Carballo ordenó inmediatamente la retirada hacia San Julián llevando al herido. No obstante sus cuidados, éste murió en el camino.

A pesar del incidente, Magallanes y el padre Valderrama seguían pensando en crear una colonia en aquellos parajes. Pidió el capitán general cuatro voluntarios y, bien armados y pertrechados, les encargó que caminaran tierra adentro durante varios días. En caso de encontrar gente y tierra buena, podían quedarse en ella. Sin embargo, la pequeña expedición no encontró ni agua ni habitantes, por lo que volvió a la base.

Mientras tanto, la intranquilidad de Magallanes y su impaciencia por encontrar el ansiado paso torturaban constantemente su cerebro y le hacían maldecir aquella larga espera. Si bien ésta era conveniente para la mejor reparación de las naves, suponía una grave pérdida de tiempo para sus planes.

Materialmente se consumía ante una inacción tan prolongada. Él no había salido de España para permanecer anclado largos meses en una bahía ignorada, sino para encontrar una nueva ruta para llegar a las Molucas.

A mediados de marzo parecía que las terribles tormentas de invierno habían cedido un tanto, lo que le decidió enviar la
Santiago
para explorar con Serrao al mando de la pequeña nave.
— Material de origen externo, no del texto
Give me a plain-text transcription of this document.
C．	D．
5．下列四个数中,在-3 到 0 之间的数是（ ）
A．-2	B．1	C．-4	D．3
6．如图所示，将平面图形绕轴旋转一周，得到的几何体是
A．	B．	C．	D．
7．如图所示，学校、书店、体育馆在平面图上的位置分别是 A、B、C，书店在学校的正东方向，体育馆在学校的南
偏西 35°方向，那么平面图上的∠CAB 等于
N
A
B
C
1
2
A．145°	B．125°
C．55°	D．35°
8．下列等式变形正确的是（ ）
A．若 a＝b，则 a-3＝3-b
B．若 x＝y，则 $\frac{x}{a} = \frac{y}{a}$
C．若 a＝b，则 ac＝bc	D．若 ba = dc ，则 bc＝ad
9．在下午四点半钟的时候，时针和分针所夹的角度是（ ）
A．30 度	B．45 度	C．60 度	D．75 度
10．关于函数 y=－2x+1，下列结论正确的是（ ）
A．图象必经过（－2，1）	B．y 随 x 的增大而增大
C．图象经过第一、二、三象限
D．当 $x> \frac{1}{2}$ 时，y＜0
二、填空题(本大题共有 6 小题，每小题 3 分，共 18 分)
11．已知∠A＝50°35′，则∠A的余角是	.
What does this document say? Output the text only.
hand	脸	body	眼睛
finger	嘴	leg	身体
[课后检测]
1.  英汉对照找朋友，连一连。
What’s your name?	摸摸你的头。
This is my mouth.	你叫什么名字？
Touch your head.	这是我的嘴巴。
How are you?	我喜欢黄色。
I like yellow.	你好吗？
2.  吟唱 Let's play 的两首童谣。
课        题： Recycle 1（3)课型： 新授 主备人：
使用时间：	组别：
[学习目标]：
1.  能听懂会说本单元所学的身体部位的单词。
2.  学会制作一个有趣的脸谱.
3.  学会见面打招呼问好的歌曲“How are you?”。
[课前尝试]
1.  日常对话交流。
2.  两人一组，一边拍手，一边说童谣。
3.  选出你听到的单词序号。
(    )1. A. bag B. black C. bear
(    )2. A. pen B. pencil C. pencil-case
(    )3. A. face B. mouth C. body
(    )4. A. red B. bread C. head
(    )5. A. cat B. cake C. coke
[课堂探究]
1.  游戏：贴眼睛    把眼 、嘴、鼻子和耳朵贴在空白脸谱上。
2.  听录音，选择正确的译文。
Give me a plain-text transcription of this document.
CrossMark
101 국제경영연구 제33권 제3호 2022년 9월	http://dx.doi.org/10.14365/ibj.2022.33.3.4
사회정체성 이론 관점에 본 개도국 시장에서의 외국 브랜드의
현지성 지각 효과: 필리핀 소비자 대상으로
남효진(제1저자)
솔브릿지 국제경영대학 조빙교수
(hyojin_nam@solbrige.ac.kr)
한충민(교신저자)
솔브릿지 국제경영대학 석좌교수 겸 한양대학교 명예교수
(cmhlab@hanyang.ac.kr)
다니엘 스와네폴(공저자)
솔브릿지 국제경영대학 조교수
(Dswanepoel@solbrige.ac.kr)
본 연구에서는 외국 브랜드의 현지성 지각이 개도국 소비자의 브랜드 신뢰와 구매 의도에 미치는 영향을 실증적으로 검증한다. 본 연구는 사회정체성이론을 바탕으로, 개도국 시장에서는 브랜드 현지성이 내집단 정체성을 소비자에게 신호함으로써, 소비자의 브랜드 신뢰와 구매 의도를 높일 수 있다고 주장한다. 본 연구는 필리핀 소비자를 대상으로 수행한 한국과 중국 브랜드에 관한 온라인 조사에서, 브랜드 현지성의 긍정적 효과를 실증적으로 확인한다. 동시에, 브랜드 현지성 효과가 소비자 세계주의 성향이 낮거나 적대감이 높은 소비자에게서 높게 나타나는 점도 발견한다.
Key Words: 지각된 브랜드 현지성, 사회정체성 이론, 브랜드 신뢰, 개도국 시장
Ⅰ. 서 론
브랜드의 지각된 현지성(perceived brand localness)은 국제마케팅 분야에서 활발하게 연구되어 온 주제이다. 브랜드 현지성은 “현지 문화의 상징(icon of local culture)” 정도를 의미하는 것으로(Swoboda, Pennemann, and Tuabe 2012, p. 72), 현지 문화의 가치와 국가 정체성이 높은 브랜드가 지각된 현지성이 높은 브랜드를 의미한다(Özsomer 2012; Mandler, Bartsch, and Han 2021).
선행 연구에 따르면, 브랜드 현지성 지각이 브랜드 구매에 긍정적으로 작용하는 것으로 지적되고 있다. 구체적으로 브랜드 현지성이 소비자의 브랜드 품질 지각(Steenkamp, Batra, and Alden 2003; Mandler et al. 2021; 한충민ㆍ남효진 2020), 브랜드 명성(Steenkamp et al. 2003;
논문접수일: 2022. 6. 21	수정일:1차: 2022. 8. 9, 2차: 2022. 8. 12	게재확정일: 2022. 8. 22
El capitán portugués se hizo a la mar con un tiempo apacible, pero con la mala fortuna de que al segundo día estalló una borrasca interminable. Fueron tales las dificultades, que en dieciséis días avanzaron únicamente sesenta y cinco millas. Durante ese tiempo no dieron con canal alguno, pero, al atardecer de la decimoséptima jornada, los expedicionarios avistaron un río que denominaron Santa Cruz por ser talla festividad del día. El estuario formaba un puerto bien abrigado, por lo que Serrao fondeó en él para dar descanso a los hombres. Tres días más tarde, cuando parecía que el temporal había amainado, Serrao se hizo de nuevo a la mar, con tal mala fortuna que unos vientos fortísimos del este hicieron que la nave fuera zarandeada por las olas como una barquichuela.

Serrao se hallaba en el castillo de popa cuando una enorme ola se acercó a la nave de babor. El maestre italiano Baltasar Ginovés gritó atemorizado:

—¡Dios mío, ten misericordia de nosotros!

Serrao se agarró a la barandilla mientras gritaba:

—¡Caña a estribor, todo a estribor!

Los dos marineros que estaban agarrando la caña del timón con todas sus fuerzas se vieron lanzados a un lado como peleles cuando la enorme masa de agua impactó contra el costado de la pequeña nave. Un crujido siniestro se elevó por encima del rugido del viento.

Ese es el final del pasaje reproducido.